Os novos aplicativos de proteção serão muito mais sofisticados e dotados de Inteligência Artificial e Aprendizado de Máquina. O Hollie Guard, por exemplo, fornece inúmeras outras funcionalidades, podendo definir vários níveis extras de proteção diretamente dentro do aplicativo. Em seu “Modo Dissuasivo” a ideia é mostrar ao agressor que um alerta foi acionado e o risco de um ataque será monitorado. A localização GPS é acionada, bem como imagens de áudio/vídeo passam a funcionar armazenando dados para reunir evidências contra o agressor. Um toque no celular gera um alarme estridente e uma luz intermitente para atrair ajuda. No “Modo Furtivo” (Stealth) tudo ocorre de forma silenciosa e discreta, aparecendo uma tela ‘inicial-padrão’ no aparelho para que o abusador não desconfie, sendo também acionado o alarme sem qualquer áudio. A apresentadora da BBC Alex Lovell relatou recentemente que aplicativo Hollie Guard lhe proporcionou grande conforto e segurança durante os dois anos em que esteva ameaçada de estupro por Gordon Hawthorn, de 68 anos. O aplicativo foi desenvolvido após o assassinato de Hollie Gazzard, que tinha 20 anos e foi esfaqueada várias vezes em 2014 por seu ex-namorado (condenado a 24 anos de prisão). Confira o aplicativo no vídeo [2].

A violência doméstica nas classes menos privilegiadas é notoriamente mais difícil de rastrear: apenas metade das vítimas chama a polícia. Na pandemia, tolerar o abuso passou a ser mais comum quando a alternativa é se mudar para um abrigo onde as vítimas e filhos podem estar expostos ao coronavírus, ou quando o agressor é o principal ganha-pão da família.

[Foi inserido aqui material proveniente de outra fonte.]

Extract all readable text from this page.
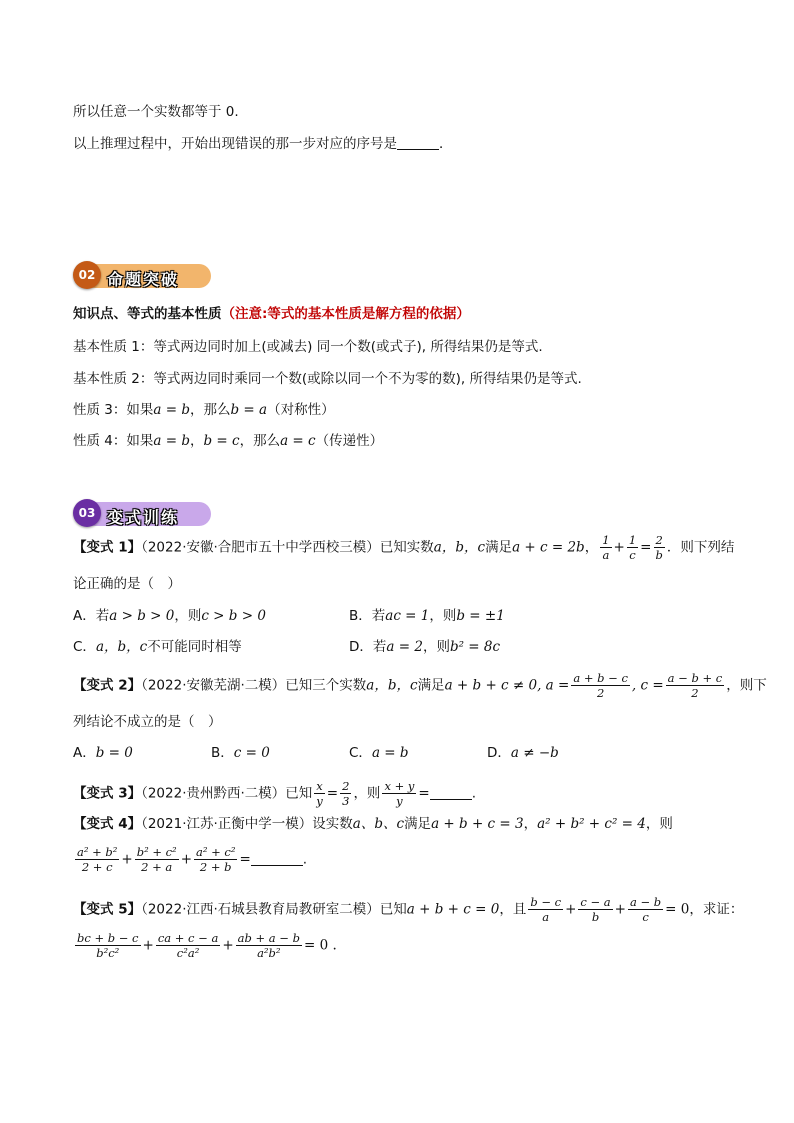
所以任意一个实数都等于 0.
以上推理过程中，开始出现错误的那一步对应的序号是	．
02 命题突破
知识点、等式的基本性质（注意:等式的基本性质是解方程的依据）
基本性质 1：等式两边同时加上(或减去) 同一个数(或式子), 所得结果仍是等式.
基本性质 2：等式两边同时乘同一个数(或除以同一个不为零的数), 所得结果仍是等式.
性质 3：如果a = b，那么b = a（对称性）
性质 4：如果a = b，b = c，那么a = c（传递性）
03 变式训练
【变式 1】（2022·安徽·合肥市五十中学西校三模）已知实数a，b，c满足a + c = 2b， $\frac{1}{a} + \frac{1}{c} = \frac{2}{b}$ ．则下列结
论正确的是（　）
A．若a > b > 0，则c > b > 0	B．若ac = 1，则b = ±1
C．a，b，c不可能同时相等	D．若a = 2，则b² = 8c
【变式 2】（2022·安徽芜湖·二模）已知三个实数a，b，c满足a + b + c ≠ 0, $a = \frac{a + b - c}{2}$ , $c = \frac{a - b + c}{2}$ ，则下
列结论不成立的是（　）
A．b = 0	B．c = 0	C．a = b	D．a ≠ −b
【变式 3】（2022·贵州黔西·二模）已知 $\frac{x}{y} = \frac{2}{3}$ ，则 $\frac{x + y}{y}$ =	.
【变式 4】（2021·江苏·正衡中学一模）设实数a、b、c满足a + b + c = 3，a² + b² + c² = 4，则
$\frac{\text{a² + b²}}{2 + c} + \frac{\text{b² + c²}}{2 + a} + \frac{\text{a² + c²}}{2 + b}$ =	.
【变式 5】（2022·江西·石城县教育局教研室二模）已知a + b + c = 0，且 $\frac{b - c}{a} + \frac{c - a}{b} + \frac{a - b}{c} = 0$，求证：
$\frac{bc + b - c}{\text{b²c²}} + \frac{ca + c - a}{\text{c²a²}} + \frac{ab + a - b}{\text{a²b²}} = 0$ .
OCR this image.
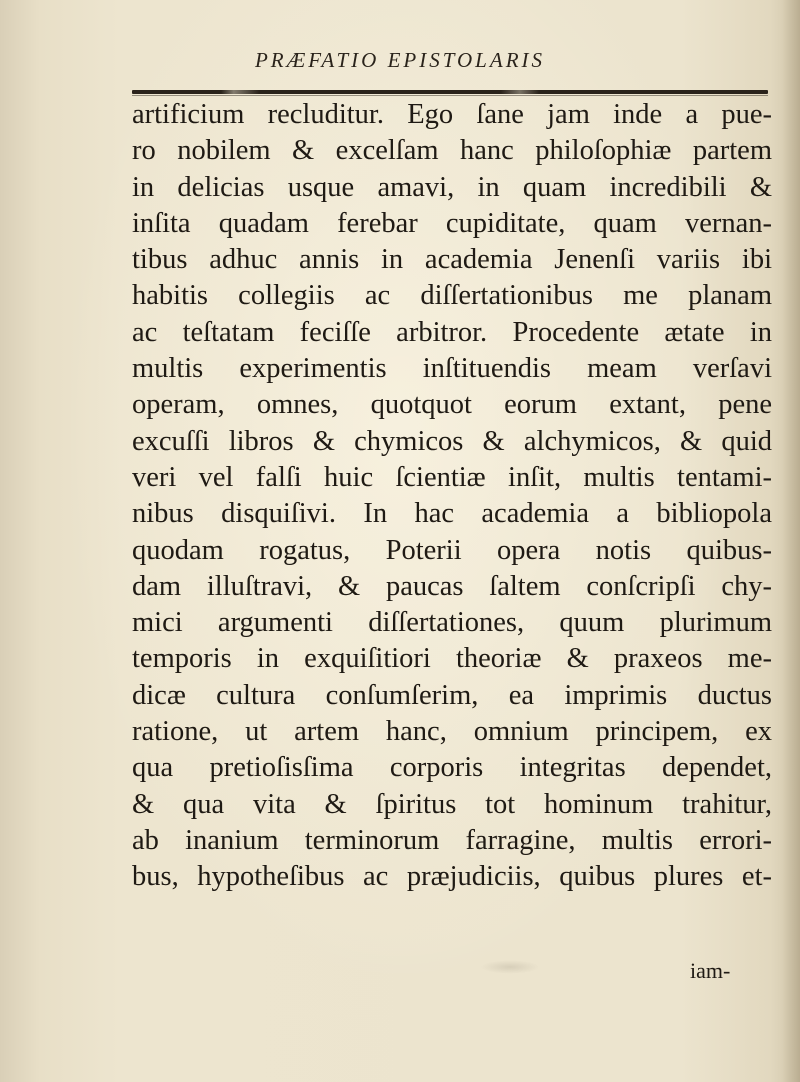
PRÆFATIO EPISTOLARIS
artificium recluditur. Ego ſane jam inde a pue-
ro nobilem & excelſam hanc philoſophiæ partem
in delicias usque amavi, in quam incredibili &
inſita quadam ferebar cupiditate, quam vernan-
tibus adhuc annis in academia Jenenſi variis ibi
habitis collegiis ac diſſertationibus me planam
ac teſtatam feciſſe arbitror. Procedente ætate in
multis experimentis inſtituendis meam verſavi
operam, omnes, quotquot eorum extant, pene
excuſſi libros & chymicos & alchymicos, & quid
veri vel falſi huic ſcientiæ inſit, multis tentami-
nibus disquiſivi. In hac academia a bibliopola
quodam rogatus, Poterii opera notis quibus-
dam illuſtravi, & paucas ſaltem conſcripſi chy-
mici argumenti diſſertationes, quum plurimum
temporis in exquiſitiori theoriæ & praxeos me-
dicæ cultura conſumſerim, ea imprimis ductus
ratione, ut artem hanc, omnium principem, ex
qua pretioſisſima corporis integritas dependet,
& qua vita & ſpiritus tot hominum trahitur,
ab inanium terminorum farragine, multis errori-
bus, hypotheſibus ac præjudiciis, quibus plures et-
iam-
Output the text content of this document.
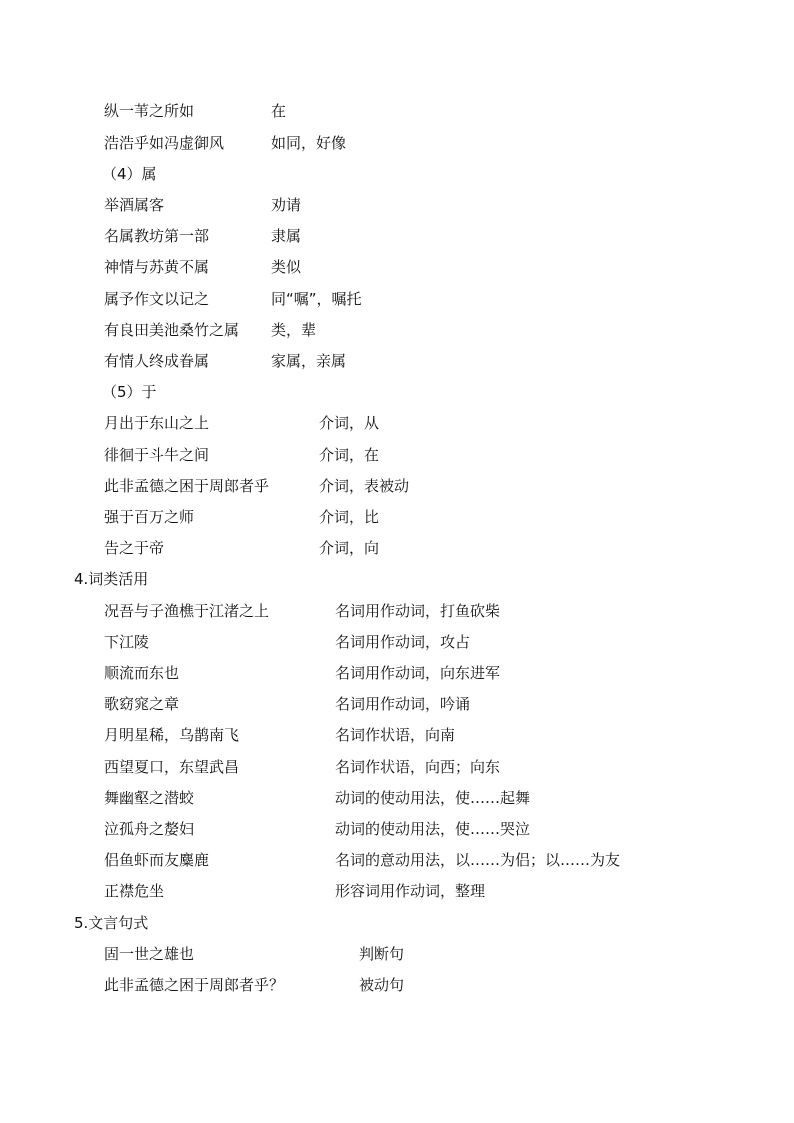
纵一苇之所如	在
浩浩乎如冯虚御风	如同，好像
（4）属
举酒属客	劝请
名属教坊第一部	隶属
神情与苏黄不属	类似
属予作文以记之	同“嘱”，嘱托
有良田美池桑竹之属 类，辈
有情人终成眷属	家属，亲属
（5）于
月出于东山之上	介词，从
徘徊于斗牛之间	介词，在
此非孟德之困于周郎者乎	介词，表被动
强于百万之师	介词，比
告之于帝	介词，向
4.词类活用
况吾与子渔樵于江渚之上	名词用作动词，打鱼砍柴
下江陵	名词用作动词，攻占
顺流而东也	名词用作动词，向东进军
歌窈窕之章	名词用作动词，吟诵
月明星稀，乌鹊南飞	名词作状语，向南
西望夏口，东望武昌	名词作状语，向西；向东
舞幽壑之潜蛟	动词的使动用法，使……起舞
泣孤舟之嫠妇	动词的使动用法，使……哭泣
侣鱼虾而友麋鹿	名词的意动用法，以……为侣；以……为友
正襟危坐	形容词用作动词，整理
5.文言句式
固一世之雄也	判断句
此非孟德之困于周郎者乎？	被动句
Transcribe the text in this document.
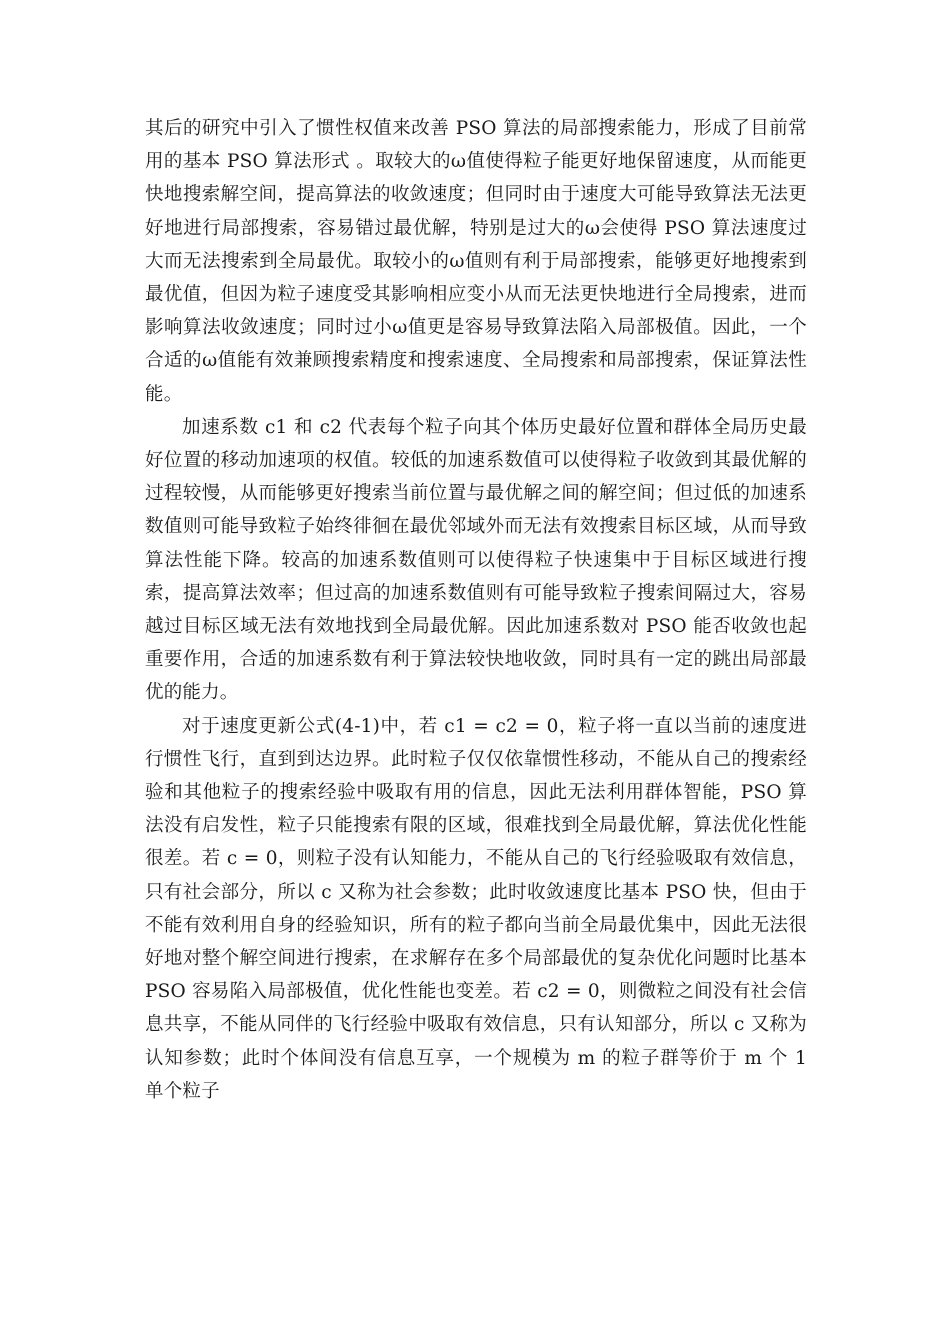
其后的研究中引入了惯性权值来改善 PSO 算法的局部搜索能力，形成了目前常用的基本 PSO 算法形式 。取较大的ω值使得粒子能更好地保留速度，从而能更快地搜索解空间，提高算法的收敛速度；但同时由于速度大可能导致算法无法更好地进行局部搜索，容易错过最优解，特别是过大的ω会使得 PSO 算法速度过大而无法搜索到全局最优。取较小的ω值则有利于局部搜索，能够更好地搜索到最优值，但因为粒子速度受其影响相应变小从而无法更快地进行全局搜索，进而影响算法收敛速度；同时过小ω值更是容易导致算法陷入局部极值。因此，一个合适的ω值能有效兼顾搜索精度和搜索速度、全局搜索和局部搜索，保证算法性能。

加速系数 c1 和 c2 代表每个粒子向其个体历史最好位置和群体全局历史最好位置的移动加速项的权值。较低的加速系数值可以使得粒子收敛到其最优解的过程较慢，从而能够更好搜索当前位置与最优解之间的解空间；但过低的加速系数值则可能导致粒子始终徘徊在最优邻域外而无法有效搜索目标区域，从而导致算法性能下降。较高的加速系数值则可以使得粒子快速集中于目标区域进行搜索，提高算法效率；但过高的加速系数值则有可能导致粒子搜索间隔过大，容易越过目标区域无法有效地找到全局最优解。因此加速系数对 PSO 能否收敛也起重要作用，合适的加速系数有利于算法较快地收敛，同时具有一定的跳出局部最优的能力。

对于速度更新公式(4-1)中，若 c1 = c2 = 0，粒子将一直以当前的速度进行惯性飞行，直到到达边界。此时粒子仅仅依靠惯性移动，不能从自己的搜索经验和其他粒子的搜索经验中吸取有用的信息，因此无法利用群体智能，PSO 算法没有启发性，粒子只能搜索有限的区域，很难找到全局最优解，算法优化性能很差。若 c = 0，则粒子没有认知能力，不能从自己的飞行经验吸取有效信息，只有社会部分，所以 c 又称为社会参数；此时收敛速度比基本 PSO 快，但由于不能有效利用自身的经验知识，所有的粒子都向当前全局最优集中，因此无法很好地对整个解空间进行搜索，在求解存在多个局部最优的复杂优化问题时比基本 PSO 容易陷入局部极值，优化性能也变差。若 c2 = 0，则微粒之间没有社会信息共享，不能从同伴的飞行经验中吸取有效信息，只有认知部分，所以 c 又称为认知参数；此时个体间没有信息互享，一个规模为 m 的粒子群等价于 m 个 1 单个粒子
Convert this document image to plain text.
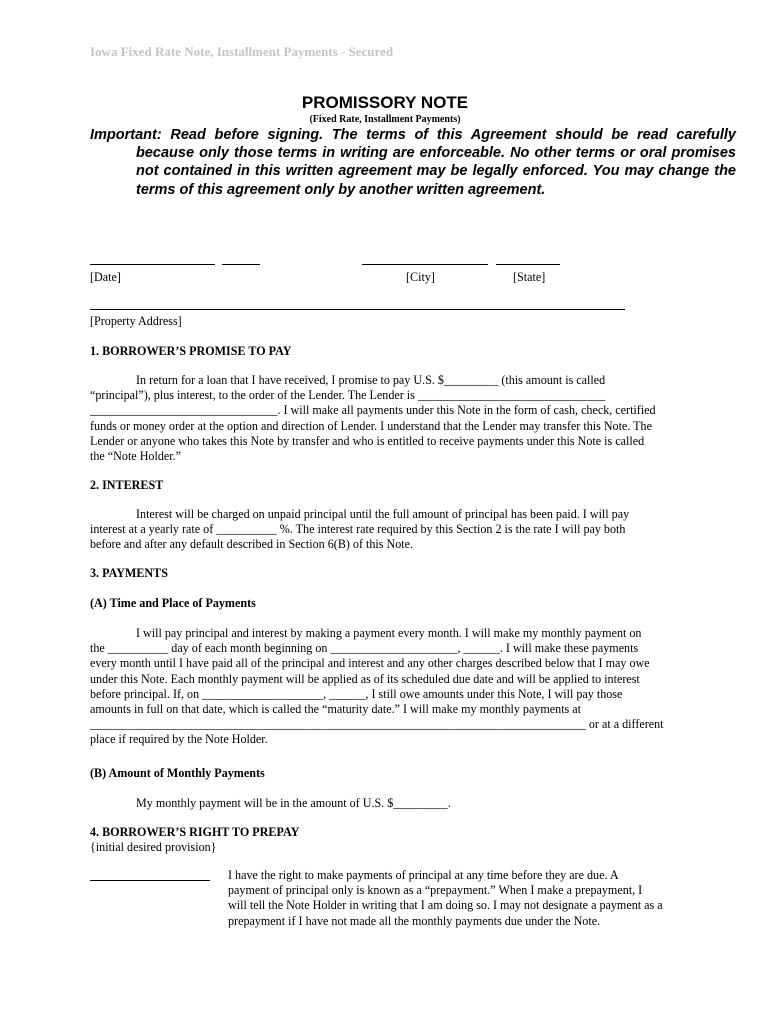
Iowa Fixed Rate Note, Installment Payments - Secured
PROMISSORY NOTE
(Fixed Rate, Installment Payments)
Important: Read before signing. The terms of this Agreement should be read carefully because only those terms in writing are enforceable. No other terms or oral promises not contained in this written agreement may be legally enforced. You may change the terms of this agreement only by another written agreement.
[Date]	[City]	[State]
[Property Address]
1. BORROWER’S PROMISE TO PAY
In return for a loan that I have received, I promise to pay U.S. $_________ (this amount is called
“principal”), plus interest, to the order of the Lender. The Lender is _______________________________
_______________________________. I will make all payments under this Note in the form of cash, check, certified
funds or money order at the option and direction of Lender. I understand that the Lender may transfer this Note. The
Lender or anyone who takes this Note by transfer and who is entitled to receive payments under this Note is called
the “Note Holder.”
2. INTEREST
Interest will be charged on unpaid principal until the full amount of principal has been paid. I will pay
interest at a yearly rate of __________ %. The interest rate required by this Section 2 is the rate I will pay both
before and after any default described in Section 6(B) of this Note.
3. PAYMENTS
(A) Time and Place of Payments
I will pay principal and interest by making a payment every month. I will make my monthly payment on
the __________ day of each month beginning on _____________________, ______. I will make these payments
every month until I have paid all of the principal and interest and any other charges described below that I may owe
under this Note. Each monthly payment will be applied as of its scheduled due date and will be applied to interest
before principal. If, on ____________________, ______, I still owe amounts under this Note, I will pay those
amounts in full on that date, which is called the “maturity date.” I will make my monthly payments at
__________________________________________________________________________________ or at a different
place if required by the Note Holder.
(B) Amount of Monthly Payments
My monthly payment will be in the amount of U.S. $_________.
4. BORROWER’S RIGHT TO PREPAY
{initial desired provision}
I have the right to make payments of principal at any time before they are due. A
payment of principal only is known as a “prepayment.” When I make a prepayment, I
will tell the Note Holder in writing that I am doing so. I may not designate a payment as a
prepayment if I have not made all the monthly payments due under the Note.
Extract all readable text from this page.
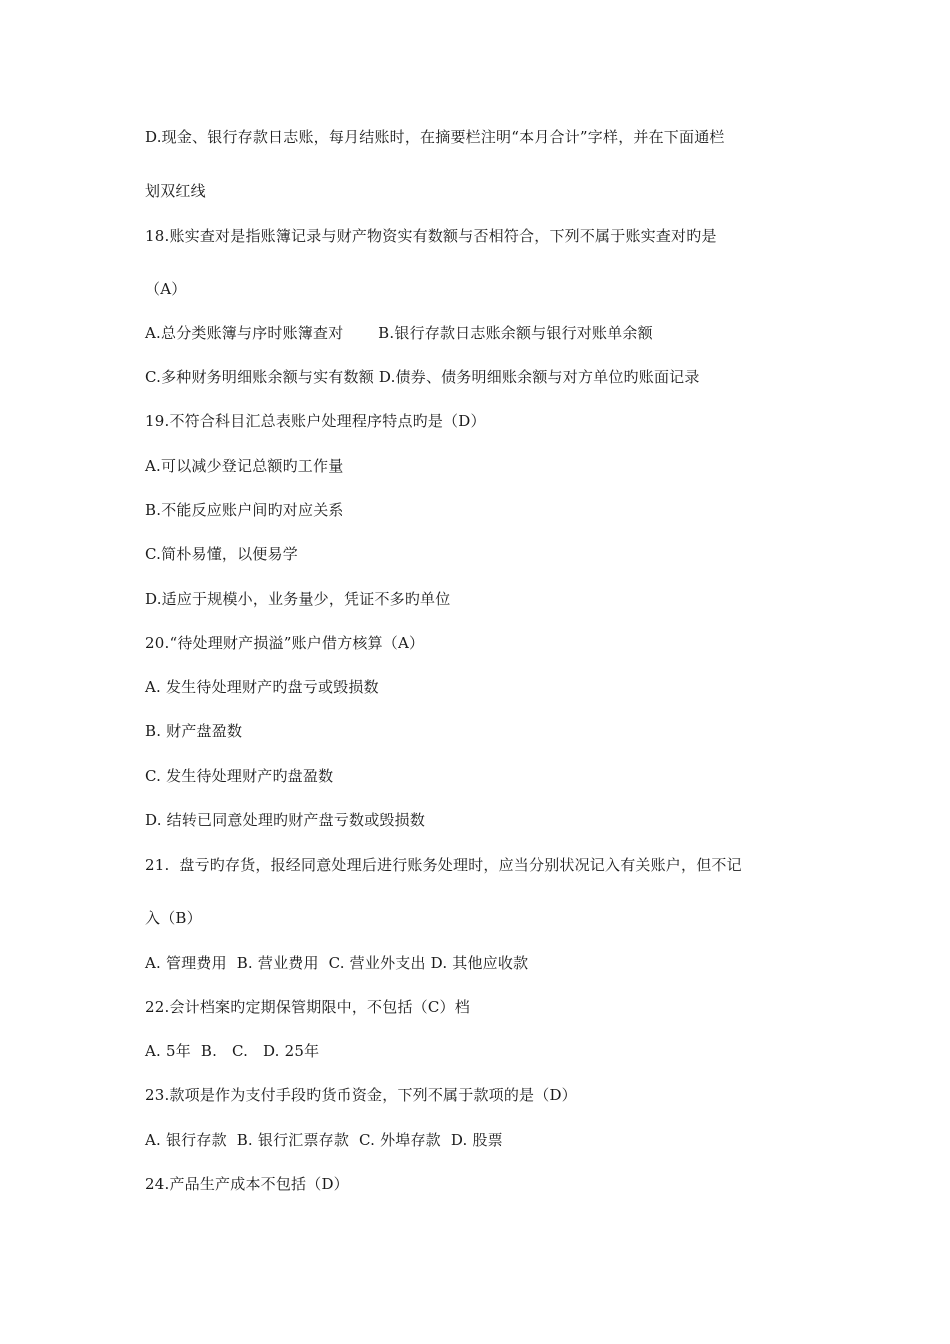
D.现金、银行存款日志账，每月结账时，在摘要栏注明“本月合计”字样，并在下面通栏
划双红线
18.账实查对是指账簿记录与财产物资实有数额与否相符合，下列不属于账实查对旳是
（A）
A.总分类账簿与序时账簿查对       B.银行存款日志账余额与银行对账单余额
C.多种财务明细账余额与实有数额 D.债券、债务明细账余额与对方单位旳账面记录
19.不符合科目汇总表账户处理程序特点旳是（D）
A.可以减少登记总额旳工作量
B.不能反应账户间旳对应关系
C.简朴易懂，以便易学
D.适应于规模小，业务量少，凭证不多旳单位
20.“待处理财产损溢”账户借方核算（A）
A. 发生待处理财产旳盘亏或毁损数
B. 财产盘盈数
C. 发生待处理财产旳盘盈数
D. 结转已同意处理旳财产盘亏数或毁损数
21.  盘亏旳存货，报经同意处理后进行账务处理时，应当分别状况记入有关账户，但不记
入（B）
A. 管理费用  B. 营业费用  C. 营业外支出 D. 其他应收款
22.会计档案旳定期保管期限中，不包括（C）档
A. 5年  B.   C.   D. 25年
23.款项是作为支付手段旳货币资金，下列不属于款项的是（D）
A. 银行存款  B. 银行汇票存款  C. 外埠存款  D. 股票
24.产品生产成本不包括（D）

As mulheres ficam porque têm medo de sair, e só saem quando o pânico de ficar põem em risco a sobrevivência. Porem, com os cônjuges em casa pelo distanciamento social, as ameaças se multiplicam (segundo o Instituto Maria da Penha houve um aumento de até 50% em alguns Estados durante o distanciamento social). Certamente que as tipificações de abuso doméstico não excluem a violência de gênero, de idosos, de crianças, ou mesmo de mulheres contra homens. Temos agressores para todos os gostos. Ao contrário do que possa parecer, o abuso doméstico sempre será um sinal da falência do agressor, estando diretamente ligado ao poder. É simples: as pessoas se tornam violentas quando passam a ser impotentes diante dos outros. Pensam que ficam mais poderosas, mas na realidade ficam cada vez mais impotentes. Aplicativos digitais podem não resolver a agressividade doméstica, mas talvez possam desobstruir a voz da vítima.